Economia

Coop 29 giugno? Centinaia di casi così

Nell'inchiesta Mafia Capitale emerge sempre più evidente il ruolo di Salvatore Buzzi, presidente di una delle realtà più importanti di Roma. Johnny Dotti, ex presidente di Cgm e fondatore di Welfare Italia: «Non credete alla teoria delle mele marce»

di Redazione

Ex presidente e amministratore del Gruppo cooperativo CGM ed ex presidente di Welfare Italia, Johnny Dotti è oggi un libero battitore del mondo della cooperazione sociale a cui ha dedicato (e continua a dedicare)  la sua vita professionale e non solo quella. Vita.it lo ha raggiunto al telefono proprio nelle ore in cui nell’inchiesta Mafia capitale, sta emergendo il ruolo di primo piano di Salvatore Buzzi e della sua cooperativa sociale 29 Giugno, 60 milioni di fatturato con tanto di bilancio sociale.

Dotti, sorpreso di quello che sta succedendo a Roma?
Chi parla di mele marce, prende una scorciatoia. Troppo Facile. Sono da troppo tempo nel mondo della cooperazione per poterci credere. Con l’allargarsi del perimetro di azione della cooperazione sociale, stiamo assistendo alle medesime dinamiche che in passato hanno interessato la cooperazione di produzione/lavoro e le cooperative edilizie.

Quindi quello della 29 Giugno non è un caso isolato…
Secondo me casi simili ce ne sono a centinaia in Italia. Certo ogni caso è a suo modo unico, e anche in questo ci sono delle specificità tipicamente e folkloristicamente romane, ma il tema è un altro. Come intervenire?
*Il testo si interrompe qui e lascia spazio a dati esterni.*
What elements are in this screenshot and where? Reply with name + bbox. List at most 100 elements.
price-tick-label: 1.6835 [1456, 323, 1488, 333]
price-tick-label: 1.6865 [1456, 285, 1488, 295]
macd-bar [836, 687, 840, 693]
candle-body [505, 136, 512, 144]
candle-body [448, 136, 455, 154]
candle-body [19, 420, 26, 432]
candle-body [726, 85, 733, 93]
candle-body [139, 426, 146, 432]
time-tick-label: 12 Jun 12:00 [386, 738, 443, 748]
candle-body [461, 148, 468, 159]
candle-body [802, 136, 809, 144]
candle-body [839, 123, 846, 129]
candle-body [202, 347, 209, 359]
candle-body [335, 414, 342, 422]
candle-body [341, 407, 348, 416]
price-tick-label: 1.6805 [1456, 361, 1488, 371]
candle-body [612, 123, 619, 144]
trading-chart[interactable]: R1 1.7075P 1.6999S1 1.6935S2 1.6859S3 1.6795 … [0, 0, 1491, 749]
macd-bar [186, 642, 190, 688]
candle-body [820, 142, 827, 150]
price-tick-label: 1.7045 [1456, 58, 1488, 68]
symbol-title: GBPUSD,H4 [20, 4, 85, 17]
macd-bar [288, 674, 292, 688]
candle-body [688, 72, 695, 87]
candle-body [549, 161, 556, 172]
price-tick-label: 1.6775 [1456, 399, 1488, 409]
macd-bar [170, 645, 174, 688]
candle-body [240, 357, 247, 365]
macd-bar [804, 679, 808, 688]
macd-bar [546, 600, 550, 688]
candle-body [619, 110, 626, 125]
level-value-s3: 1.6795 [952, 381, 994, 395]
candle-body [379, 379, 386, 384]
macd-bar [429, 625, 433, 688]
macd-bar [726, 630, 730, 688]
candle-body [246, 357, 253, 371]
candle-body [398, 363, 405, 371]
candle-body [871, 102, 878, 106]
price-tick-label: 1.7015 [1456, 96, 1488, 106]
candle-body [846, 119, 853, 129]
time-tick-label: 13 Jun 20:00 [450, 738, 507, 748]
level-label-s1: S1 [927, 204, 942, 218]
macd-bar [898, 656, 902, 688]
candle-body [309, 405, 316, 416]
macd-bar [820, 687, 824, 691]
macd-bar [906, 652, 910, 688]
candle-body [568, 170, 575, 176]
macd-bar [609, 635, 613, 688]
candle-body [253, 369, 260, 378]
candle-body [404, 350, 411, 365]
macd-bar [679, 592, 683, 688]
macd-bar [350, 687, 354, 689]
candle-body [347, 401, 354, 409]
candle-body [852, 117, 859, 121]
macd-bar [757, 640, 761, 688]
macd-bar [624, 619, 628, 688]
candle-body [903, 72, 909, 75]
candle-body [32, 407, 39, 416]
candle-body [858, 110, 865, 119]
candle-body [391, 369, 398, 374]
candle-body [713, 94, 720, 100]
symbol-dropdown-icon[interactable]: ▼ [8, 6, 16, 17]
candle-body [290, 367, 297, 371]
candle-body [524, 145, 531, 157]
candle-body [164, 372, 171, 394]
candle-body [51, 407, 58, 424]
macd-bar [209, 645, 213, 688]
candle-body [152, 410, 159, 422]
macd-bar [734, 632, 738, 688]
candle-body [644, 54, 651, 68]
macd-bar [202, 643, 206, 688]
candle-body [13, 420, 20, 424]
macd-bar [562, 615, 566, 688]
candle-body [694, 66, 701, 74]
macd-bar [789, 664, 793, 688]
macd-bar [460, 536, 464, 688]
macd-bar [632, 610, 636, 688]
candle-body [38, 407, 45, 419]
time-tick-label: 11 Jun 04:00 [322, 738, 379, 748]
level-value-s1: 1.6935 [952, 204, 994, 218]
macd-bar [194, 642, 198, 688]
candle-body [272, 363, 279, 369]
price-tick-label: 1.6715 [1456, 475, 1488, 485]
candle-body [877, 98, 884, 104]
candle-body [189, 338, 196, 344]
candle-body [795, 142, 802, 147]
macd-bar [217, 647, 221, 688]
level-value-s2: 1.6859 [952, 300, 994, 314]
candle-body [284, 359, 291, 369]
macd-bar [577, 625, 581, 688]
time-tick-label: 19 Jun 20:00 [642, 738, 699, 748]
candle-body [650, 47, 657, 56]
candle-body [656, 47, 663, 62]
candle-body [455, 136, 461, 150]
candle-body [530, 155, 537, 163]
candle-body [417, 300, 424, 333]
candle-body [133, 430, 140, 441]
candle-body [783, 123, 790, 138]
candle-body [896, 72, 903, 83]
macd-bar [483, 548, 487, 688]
La presidente di Legacoopsociali Paola Menetti ha subito sospeso le persone coinvolte nell’inchiesta e riaffermato «la distanza della cooperazione, dell’idea cooperativa, dell’esperienza della cooperazione sociale da tutto questo cumulo d’illegalità». Basta?
Le centrali cooperative hanno responsabilità precise. La norma impone loro la revisione sulle attività delle associate. Una revisione che se rimane esclusivamente fiscale e contabile è ininfluente. Io quando ero al vertice di Cgm ho espulso molti di consorzi e centinaia di cooperative. E so bene quanto costi in termini economici (gli associati pagano le quote, compresa la 29 Giugno) e in termini di consenso politico. Poi ci sono almeno altre tre dimensioni da tenere presenti.

La prima?
Noi chiediamo a gran voce il ricambio della politica, ma anche nel nostro mondo il tema generazionale è un problema enorme che non si vuole affrontare. Stare al vertice di un consorzio o di una cooperativa per 10/15/20 anni assicura delle rendite di posizioni che oggi possiamo ben immaginare. In CGM al massimo si possono fare due mandati.

La seconda?
In Italia il 50% del Pil è intermediato dal pubblico. E anche la cooperazione sociale è troppo coinvolta in questo meccanismo perverso. Non a caso a Roma si parla di commesse pubbliche per le pulizie, la gestione del verde, i campi nomadi e l’emergenza immigrati. Io mi chiedo: possibile che non ci sia un modello di governance diverso da quello che sta emergendo a Roma? La nuova legge sull’impresa sociale, e speriamo arrivi presto e non depotenziata, serve proprio disegnare uno schema di gestione dei beni comunitari che segni un’inversione di tendenza rispetto a quello non più sostenibile di oggi.

Ultimo nodo?
I sistemi reticolati veri costituiscono in buona misura una garanzia contro certe derive, perché introducono anticorpi e meccanismi di auto e mutuo controllo. Invece assistiamo a un pullulare di cani sciolti, nati chissà dove e chissà come che opera e gestiscono rapporti in assoluta anarchia.